Australian lab to commence animal trials for coronavirus vaccine

By 4 years ago

The coronavirus pandemic has triggered an urgent, unprecedented global effort to develop a vaccine.

While a Covid-19 vaccine is very much needed, a rush to market to without appropriate testing could put healthy people at risk.

In a news report by ABC, viewers are taken inside a lab in Werribee, west of Melbourne (Australia) which will shortly commence coronavirus vaccine animal trials.

"We are a very small lab at Victoria University working on vaccines. Here is the lab where we do our experiments and we do a lot of our culture work," Greek Australian researcher Vasso Apostolopoulos said.
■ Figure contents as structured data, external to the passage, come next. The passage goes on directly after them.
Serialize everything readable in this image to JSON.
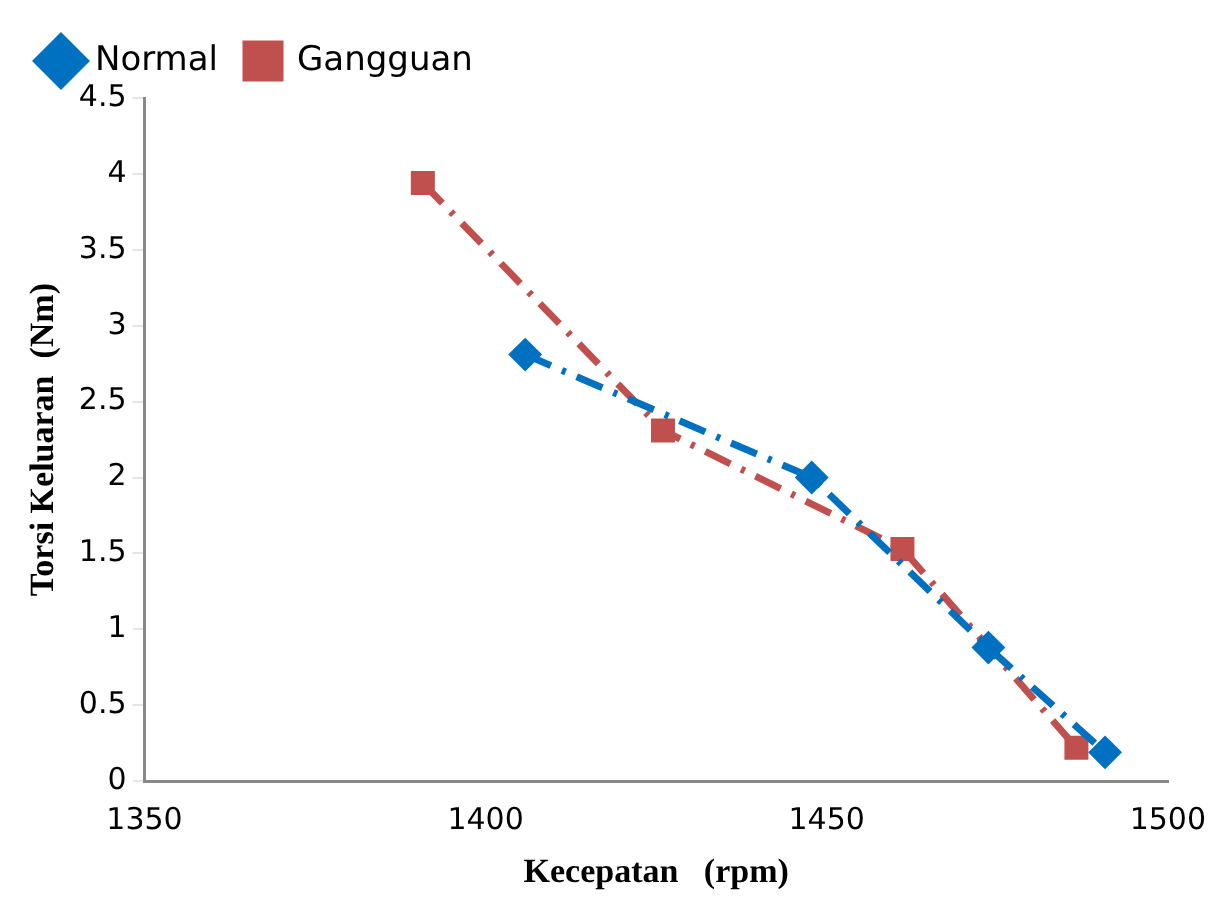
{
  "chart_data": {
    "type": "line",
    "xlabel": "Kecepatan   (rpm)",
    "ylabel": "Torsi Keluaran  (Nm)",
    "xlim": [
      1350,
      1500
    ],
    "xticks": [
      1350,
      1400,
      1450,
      1500
    ],
    "ylim": [
      0,
      4.5
    ],
    "yticks": [
      0,
      0.5,
      1,
      1.5,
      2,
      2.5,
      3,
      3.5,
      4,
      4.5
    ],
    "grid": false,
    "legend": "top left",
    "line_style": "dashed",
    "series": [
      {
        "name": "Normal",
        "color": "#0070c0",
        "marker": "diamond",
        "x": [
          1405.8,
          1447.8,
          1473.7,
          1490.8
        ],
        "values": [
          2.81,
          2.0,
          0.88,
          0.19
        ]
      },
      {
        "name": "Gangguan",
        "color": "#c0504d",
        "marker": "square",
        "x": [
          1390.8,
          1426,
          1461.1,
          1486.6
        ],
        "values": [
          3.94,
          2.31,
          1.53,
          0.22
        ]
      }
    ]
  }
}
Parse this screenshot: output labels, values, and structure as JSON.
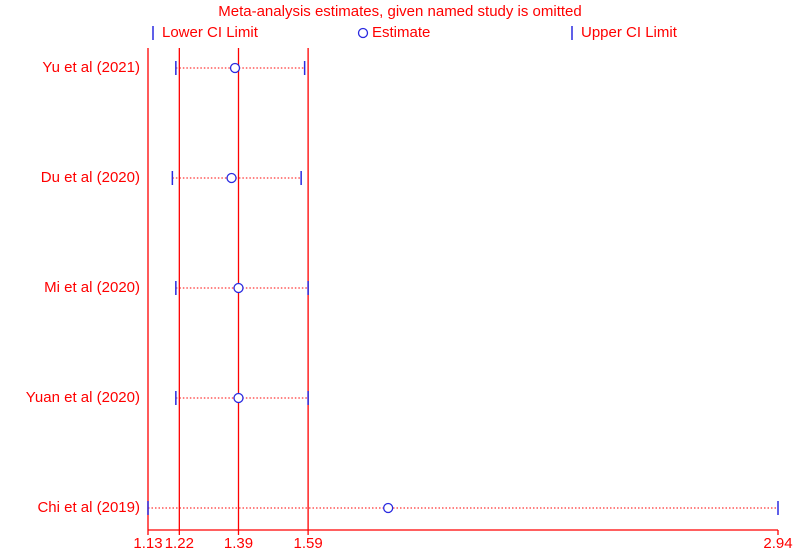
{
  "chart_data": {
    "type": "forest",
    "title": "Meta-analysis estimates, given named study is omitted",
    "categories": [
      "Yu et al (2021)",
      "Du et al (2020)",
      "Mi et al (2020)",
      "Yuan et al (2020)",
      "Chi et al (2019)"
    ],
    "series": [
      {
        "name": "Lower CI Limit",
        "color": "#2a2ae0",
        "values": [
          1.21,
          1.2,
          1.21,
          1.21,
          1.13
        ]
      },
      {
        "name": "Estimate",
        "color": "#2a2ae0",
        "values": [
          1.38,
          1.37,
          1.39,
          1.39,
          1.82
        ]
      },
      {
        "name": "Upper CI Limit",
        "color": "#2a2ae0",
        "values": [
          1.58,
          1.57,
          1.59,
          1.59,
          2.94
        ]
      }
    ],
    "reference_lines": [
      1.22,
      1.39,
      1.59
    ],
    "xlim": [
      1.13,
      2.94
    ],
    "xticks": [
      1.13,
      1.22,
      1.39,
      1.59,
      2.94
    ],
    "axis_color": "#ff0000"
  }
}
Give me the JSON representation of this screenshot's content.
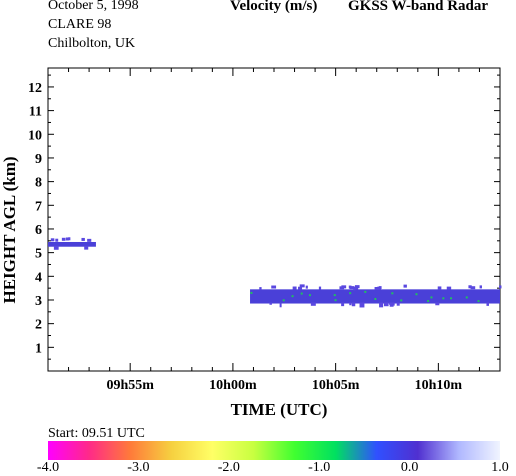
{
  "header": {
    "date": "October 5, 1998",
    "campaign": "CLARE 98",
    "site": "Chilbolton, UK",
    "quantity": "Velocity (m/s)",
    "instrument": "GKSS  W-band Radar"
  },
  "start_label": "Start: 09.51 UTC",
  "chart_data": {
    "type": "heatmap",
    "title": "Velocity (m/s)",
    "xlabel": "TIME (UTC)",
    "ylabel": "HEIGHT AGL (km)",
    "xlim": [
      "09:51",
      "10:13"
    ],
    "ylim": [
      0,
      12.8
    ],
    "x_ticks": [
      {
        "time": "09:55",
        "label": "09h55m"
      },
      {
        "time": "10:00",
        "label": "10h00m"
      },
      {
        "time": "10:05",
        "label": "10h05m"
      },
      {
        "time": "10:10",
        "label": "10h10m"
      }
    ],
    "y_ticks": [
      1,
      2,
      3,
      4,
      5,
      6,
      7,
      8,
      9,
      10,
      11,
      12
    ],
    "grid": false,
    "echo_layers": [
      {
        "start": "09:51",
        "end": "09:53:20",
        "base_km": 5.25,
        "top_km": 5.45,
        "velocity_ms": 0.0
      },
      {
        "start": "10:00:50",
        "end": "10:13",
        "base_km": 2.85,
        "top_km": 3.45,
        "velocity_ms": 0.0
      }
    ],
    "colorbar": {
      "range": [
        -4.0,
        1.0
      ],
      "ticks": [
        "-4.0",
        "-3.0",
        "-2.0",
        "-1.0",
        "0.0",
        "1.0"
      ],
      "colors": [
        "#ff00ff",
        "#ff2a88",
        "#ff7a3a",
        "#f6d040",
        "#ffff66",
        "#c8ff40",
        "#40ff30",
        "#00e060",
        "#3050ff",
        "#5030d0",
        "#b0b8ff",
        "#f0f4ff"
      ]
    }
  }
}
"We're looking at two different aspects of generating vaccines. One is purely synthetic. So it just uses a peptide, together with a carrier which is also synthetic and that will be adequate to make it a new response in humans. We're making the carrier, and we are collecting it and then we are going to mix it that with our peptidyl protein and then do the pre-clinical testing," she continued.

The vaccine must appear to be safe in animals, before early-stage human clinical trials are undertaken.

"We need a lot of people around the world to be working on vaccines, different methods and different ways of delivering the vaccine and in the hope that one or two of them would be successful," world-renowned researcher, Professor Vasso Apostolopoulos concluded.